"Our concern with Iran's development of space launch vehicle technologies are obviously well-known," State Department spokeswoman Victoria Nuland said, adding she could not confirm whether the launch had really taken place.
"Any space launch vehicle capable of placing an object in orbit is directly relevant to the development of long-range ballistic missiles as well as SLV (small launch vehicle) technologies, and they're all virtually identical and interchangeable."
Iranian Defense Minister Ahmad Vahidi told state television on Monday that his country had taken "a big step" towards sending astronauts into space by 2020 by launching a monkey into a sub-orbital flight and returning it safely.

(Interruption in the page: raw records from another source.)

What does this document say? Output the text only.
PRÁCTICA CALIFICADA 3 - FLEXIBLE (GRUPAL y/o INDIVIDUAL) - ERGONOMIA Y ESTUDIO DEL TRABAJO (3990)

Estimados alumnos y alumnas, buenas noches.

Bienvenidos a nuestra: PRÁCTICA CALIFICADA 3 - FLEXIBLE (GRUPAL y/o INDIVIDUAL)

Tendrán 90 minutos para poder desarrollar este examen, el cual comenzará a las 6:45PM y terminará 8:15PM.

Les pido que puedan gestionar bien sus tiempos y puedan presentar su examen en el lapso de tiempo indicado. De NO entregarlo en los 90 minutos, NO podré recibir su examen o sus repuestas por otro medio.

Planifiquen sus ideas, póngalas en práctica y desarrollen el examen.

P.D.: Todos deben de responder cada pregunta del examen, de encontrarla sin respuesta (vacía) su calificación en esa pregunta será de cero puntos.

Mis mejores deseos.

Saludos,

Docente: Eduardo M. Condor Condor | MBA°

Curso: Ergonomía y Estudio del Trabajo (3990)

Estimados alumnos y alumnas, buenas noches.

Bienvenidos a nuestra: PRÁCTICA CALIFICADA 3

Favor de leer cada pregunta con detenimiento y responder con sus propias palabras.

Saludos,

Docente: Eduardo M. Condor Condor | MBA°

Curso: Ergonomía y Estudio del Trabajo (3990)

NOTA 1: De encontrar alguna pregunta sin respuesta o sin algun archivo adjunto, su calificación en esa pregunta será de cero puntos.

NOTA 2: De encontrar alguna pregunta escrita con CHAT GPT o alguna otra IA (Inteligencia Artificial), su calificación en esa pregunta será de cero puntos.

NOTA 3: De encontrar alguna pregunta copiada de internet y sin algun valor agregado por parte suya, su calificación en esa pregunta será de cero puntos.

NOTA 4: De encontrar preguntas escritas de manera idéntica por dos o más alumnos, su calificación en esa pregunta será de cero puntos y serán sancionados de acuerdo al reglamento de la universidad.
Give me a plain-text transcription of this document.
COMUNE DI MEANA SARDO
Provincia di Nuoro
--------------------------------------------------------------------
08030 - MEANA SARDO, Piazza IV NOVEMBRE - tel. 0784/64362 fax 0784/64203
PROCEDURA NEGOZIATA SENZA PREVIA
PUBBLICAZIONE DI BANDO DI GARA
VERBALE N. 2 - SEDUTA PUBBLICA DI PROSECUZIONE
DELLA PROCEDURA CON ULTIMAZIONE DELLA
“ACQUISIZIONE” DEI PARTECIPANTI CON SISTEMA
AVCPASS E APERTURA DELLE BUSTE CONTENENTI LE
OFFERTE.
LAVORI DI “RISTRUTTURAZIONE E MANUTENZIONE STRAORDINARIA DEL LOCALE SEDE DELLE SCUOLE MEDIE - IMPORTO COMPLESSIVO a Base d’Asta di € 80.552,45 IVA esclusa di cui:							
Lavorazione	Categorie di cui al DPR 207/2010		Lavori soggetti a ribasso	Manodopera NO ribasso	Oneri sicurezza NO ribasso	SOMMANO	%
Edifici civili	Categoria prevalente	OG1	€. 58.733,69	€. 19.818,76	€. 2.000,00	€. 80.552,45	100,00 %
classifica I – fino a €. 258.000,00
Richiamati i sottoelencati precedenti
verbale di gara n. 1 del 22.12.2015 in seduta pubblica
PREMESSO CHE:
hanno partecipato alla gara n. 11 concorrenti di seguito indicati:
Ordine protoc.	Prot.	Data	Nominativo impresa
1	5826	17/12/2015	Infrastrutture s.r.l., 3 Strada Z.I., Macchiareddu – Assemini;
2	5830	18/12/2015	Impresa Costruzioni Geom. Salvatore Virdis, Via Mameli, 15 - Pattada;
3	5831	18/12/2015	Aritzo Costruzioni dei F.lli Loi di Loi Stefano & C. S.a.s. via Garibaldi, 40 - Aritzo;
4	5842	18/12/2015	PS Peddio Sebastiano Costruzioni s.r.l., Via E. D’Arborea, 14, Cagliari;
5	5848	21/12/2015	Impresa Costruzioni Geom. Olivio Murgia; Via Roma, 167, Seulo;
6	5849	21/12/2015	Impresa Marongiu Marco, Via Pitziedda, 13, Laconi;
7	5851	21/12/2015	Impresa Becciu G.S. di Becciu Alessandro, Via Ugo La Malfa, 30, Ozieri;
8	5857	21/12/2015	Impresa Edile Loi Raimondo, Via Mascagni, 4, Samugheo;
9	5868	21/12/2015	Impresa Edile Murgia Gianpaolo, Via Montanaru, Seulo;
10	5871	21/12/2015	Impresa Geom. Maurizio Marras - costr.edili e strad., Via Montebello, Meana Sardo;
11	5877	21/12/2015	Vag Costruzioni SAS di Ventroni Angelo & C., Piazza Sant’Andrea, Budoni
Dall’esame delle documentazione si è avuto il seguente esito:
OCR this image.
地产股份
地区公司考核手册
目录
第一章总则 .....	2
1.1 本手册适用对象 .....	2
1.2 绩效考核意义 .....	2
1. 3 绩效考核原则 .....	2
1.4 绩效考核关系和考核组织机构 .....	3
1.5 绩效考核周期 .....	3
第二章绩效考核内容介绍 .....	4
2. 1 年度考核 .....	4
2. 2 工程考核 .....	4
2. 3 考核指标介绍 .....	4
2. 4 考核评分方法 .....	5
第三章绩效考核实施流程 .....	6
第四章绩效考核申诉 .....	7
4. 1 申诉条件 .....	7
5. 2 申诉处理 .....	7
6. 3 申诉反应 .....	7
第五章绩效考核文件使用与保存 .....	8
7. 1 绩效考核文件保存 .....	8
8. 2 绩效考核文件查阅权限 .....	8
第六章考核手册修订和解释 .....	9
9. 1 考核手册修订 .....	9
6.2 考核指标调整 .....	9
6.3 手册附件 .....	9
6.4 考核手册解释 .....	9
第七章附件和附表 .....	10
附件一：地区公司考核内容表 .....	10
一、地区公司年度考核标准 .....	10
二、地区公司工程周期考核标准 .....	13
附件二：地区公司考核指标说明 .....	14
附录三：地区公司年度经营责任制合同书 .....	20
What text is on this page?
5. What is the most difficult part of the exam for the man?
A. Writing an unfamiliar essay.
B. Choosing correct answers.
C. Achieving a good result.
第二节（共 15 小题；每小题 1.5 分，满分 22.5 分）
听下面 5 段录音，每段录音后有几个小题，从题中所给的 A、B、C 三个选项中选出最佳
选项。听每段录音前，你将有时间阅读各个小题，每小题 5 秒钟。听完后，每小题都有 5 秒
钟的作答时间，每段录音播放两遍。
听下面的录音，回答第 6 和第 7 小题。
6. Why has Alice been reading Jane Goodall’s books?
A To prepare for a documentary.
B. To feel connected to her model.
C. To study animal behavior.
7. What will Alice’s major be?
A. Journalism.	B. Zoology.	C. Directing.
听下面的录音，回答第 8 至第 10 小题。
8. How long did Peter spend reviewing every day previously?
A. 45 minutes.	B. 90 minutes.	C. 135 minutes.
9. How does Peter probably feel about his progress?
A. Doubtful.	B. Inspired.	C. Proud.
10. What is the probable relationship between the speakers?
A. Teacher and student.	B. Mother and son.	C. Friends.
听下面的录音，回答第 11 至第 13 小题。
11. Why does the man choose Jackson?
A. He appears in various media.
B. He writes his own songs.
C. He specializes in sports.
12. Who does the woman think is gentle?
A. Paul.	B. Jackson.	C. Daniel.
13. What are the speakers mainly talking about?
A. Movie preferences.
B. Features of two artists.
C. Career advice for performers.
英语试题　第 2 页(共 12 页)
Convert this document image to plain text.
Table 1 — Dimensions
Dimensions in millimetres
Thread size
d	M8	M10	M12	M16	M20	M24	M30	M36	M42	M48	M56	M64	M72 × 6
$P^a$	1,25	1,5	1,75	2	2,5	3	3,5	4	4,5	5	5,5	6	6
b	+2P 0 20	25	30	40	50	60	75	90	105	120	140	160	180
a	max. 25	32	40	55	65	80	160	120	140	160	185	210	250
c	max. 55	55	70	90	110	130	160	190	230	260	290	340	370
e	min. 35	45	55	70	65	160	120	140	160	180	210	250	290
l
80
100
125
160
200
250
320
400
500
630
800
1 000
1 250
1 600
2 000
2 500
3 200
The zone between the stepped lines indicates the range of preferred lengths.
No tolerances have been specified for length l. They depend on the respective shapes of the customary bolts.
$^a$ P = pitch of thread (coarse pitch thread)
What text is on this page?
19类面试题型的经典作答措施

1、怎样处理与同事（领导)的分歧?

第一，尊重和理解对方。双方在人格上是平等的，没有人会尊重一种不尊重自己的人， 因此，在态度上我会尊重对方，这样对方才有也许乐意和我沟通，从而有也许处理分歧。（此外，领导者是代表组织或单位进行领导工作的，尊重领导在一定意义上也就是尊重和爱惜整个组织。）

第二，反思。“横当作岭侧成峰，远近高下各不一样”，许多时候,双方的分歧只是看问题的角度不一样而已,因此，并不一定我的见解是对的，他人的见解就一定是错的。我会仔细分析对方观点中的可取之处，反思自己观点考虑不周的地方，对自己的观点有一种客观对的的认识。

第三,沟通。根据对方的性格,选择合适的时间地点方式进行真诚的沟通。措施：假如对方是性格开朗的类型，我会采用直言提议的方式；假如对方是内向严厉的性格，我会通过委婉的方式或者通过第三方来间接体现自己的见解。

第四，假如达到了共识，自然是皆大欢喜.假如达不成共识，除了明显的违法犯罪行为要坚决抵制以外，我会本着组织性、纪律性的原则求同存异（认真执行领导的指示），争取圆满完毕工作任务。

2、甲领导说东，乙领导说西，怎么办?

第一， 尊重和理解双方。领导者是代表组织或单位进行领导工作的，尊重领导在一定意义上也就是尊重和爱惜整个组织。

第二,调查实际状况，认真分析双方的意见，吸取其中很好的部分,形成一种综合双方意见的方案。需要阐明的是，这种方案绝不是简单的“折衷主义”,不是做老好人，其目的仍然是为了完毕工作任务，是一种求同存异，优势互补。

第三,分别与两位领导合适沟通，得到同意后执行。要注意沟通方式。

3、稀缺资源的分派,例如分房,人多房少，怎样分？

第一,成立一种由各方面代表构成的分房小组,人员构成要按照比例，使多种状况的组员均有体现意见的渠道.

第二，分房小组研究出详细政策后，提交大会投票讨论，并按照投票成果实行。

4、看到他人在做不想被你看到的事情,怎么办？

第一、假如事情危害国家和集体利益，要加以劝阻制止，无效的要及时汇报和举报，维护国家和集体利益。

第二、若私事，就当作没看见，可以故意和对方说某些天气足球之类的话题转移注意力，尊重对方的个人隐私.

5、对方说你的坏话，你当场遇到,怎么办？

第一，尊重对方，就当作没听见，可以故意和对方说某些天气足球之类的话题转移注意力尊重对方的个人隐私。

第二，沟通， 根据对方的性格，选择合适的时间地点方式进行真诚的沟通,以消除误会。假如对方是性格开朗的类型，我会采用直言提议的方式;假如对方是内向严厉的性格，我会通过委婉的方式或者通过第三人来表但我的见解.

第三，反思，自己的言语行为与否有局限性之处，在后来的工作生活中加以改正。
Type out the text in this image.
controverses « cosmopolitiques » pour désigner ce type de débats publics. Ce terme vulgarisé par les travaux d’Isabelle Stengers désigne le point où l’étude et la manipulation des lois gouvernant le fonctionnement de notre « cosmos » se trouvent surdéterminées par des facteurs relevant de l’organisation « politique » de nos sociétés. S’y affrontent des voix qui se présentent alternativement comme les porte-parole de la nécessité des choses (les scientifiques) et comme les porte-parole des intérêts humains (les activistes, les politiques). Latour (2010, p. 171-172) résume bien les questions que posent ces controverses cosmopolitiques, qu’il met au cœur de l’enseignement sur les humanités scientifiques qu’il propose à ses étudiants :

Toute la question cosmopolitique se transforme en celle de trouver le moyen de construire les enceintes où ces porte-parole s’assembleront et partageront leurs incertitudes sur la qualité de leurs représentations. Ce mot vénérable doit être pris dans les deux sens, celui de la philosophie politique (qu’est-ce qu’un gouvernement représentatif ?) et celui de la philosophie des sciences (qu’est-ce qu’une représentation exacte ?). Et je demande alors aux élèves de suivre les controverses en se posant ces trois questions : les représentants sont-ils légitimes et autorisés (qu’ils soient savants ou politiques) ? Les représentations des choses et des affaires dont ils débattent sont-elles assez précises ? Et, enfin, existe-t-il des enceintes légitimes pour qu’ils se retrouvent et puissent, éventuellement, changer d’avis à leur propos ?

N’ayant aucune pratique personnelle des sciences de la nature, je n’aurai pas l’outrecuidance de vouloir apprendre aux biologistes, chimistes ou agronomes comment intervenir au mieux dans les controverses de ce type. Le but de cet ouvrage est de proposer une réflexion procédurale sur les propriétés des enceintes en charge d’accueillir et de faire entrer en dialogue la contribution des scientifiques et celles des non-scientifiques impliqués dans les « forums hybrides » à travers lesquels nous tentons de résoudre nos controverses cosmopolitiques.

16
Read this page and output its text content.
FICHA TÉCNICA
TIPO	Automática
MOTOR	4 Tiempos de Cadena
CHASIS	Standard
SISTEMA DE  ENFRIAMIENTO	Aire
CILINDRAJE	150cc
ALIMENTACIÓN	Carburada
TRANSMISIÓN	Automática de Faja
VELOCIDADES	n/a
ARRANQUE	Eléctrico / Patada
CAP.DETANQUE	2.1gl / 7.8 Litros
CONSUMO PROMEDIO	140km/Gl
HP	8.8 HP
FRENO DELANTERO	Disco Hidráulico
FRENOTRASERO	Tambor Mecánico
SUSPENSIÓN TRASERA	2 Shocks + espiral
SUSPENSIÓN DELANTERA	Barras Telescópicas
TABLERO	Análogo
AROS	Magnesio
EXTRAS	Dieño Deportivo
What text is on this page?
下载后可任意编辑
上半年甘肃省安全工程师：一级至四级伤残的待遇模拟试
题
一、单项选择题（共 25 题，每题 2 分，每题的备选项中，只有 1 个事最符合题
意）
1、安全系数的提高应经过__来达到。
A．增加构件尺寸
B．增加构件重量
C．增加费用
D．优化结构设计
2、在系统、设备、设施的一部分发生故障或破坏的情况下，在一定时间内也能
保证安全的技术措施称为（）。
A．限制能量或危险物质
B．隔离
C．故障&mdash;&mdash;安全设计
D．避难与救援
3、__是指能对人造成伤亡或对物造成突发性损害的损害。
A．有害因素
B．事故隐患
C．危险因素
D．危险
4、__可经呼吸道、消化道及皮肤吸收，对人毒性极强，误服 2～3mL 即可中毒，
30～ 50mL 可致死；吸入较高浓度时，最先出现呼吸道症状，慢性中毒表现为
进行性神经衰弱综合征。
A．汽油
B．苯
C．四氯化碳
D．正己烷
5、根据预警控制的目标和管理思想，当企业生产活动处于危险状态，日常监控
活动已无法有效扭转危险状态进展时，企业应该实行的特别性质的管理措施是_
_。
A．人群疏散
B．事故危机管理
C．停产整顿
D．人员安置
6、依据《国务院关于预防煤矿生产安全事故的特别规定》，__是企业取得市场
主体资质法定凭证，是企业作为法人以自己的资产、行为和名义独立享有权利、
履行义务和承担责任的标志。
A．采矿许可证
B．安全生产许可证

Arabic-language channel Al-Alam and other Iranian news agencies said the monkey returned alive after traveling in a capsule to an altitude of 120 kilometers (75 miles) for a sub-orbital flight.
"This success is the first step towards man conquering the space and it paves the way for other moves," General Vahidi said, but added the process of putting a human into space would be a lengthy one.
But Nuland stressed that UN resolution 1929 "prohibits Iran from undertaking any activity related to ballistic missiles capable of delivering nuclear weapons, including launches using ballistic missile technology."
The United States would "continue to work closely with our partners and our allies to address our concerns about Iran's missile developments," she added.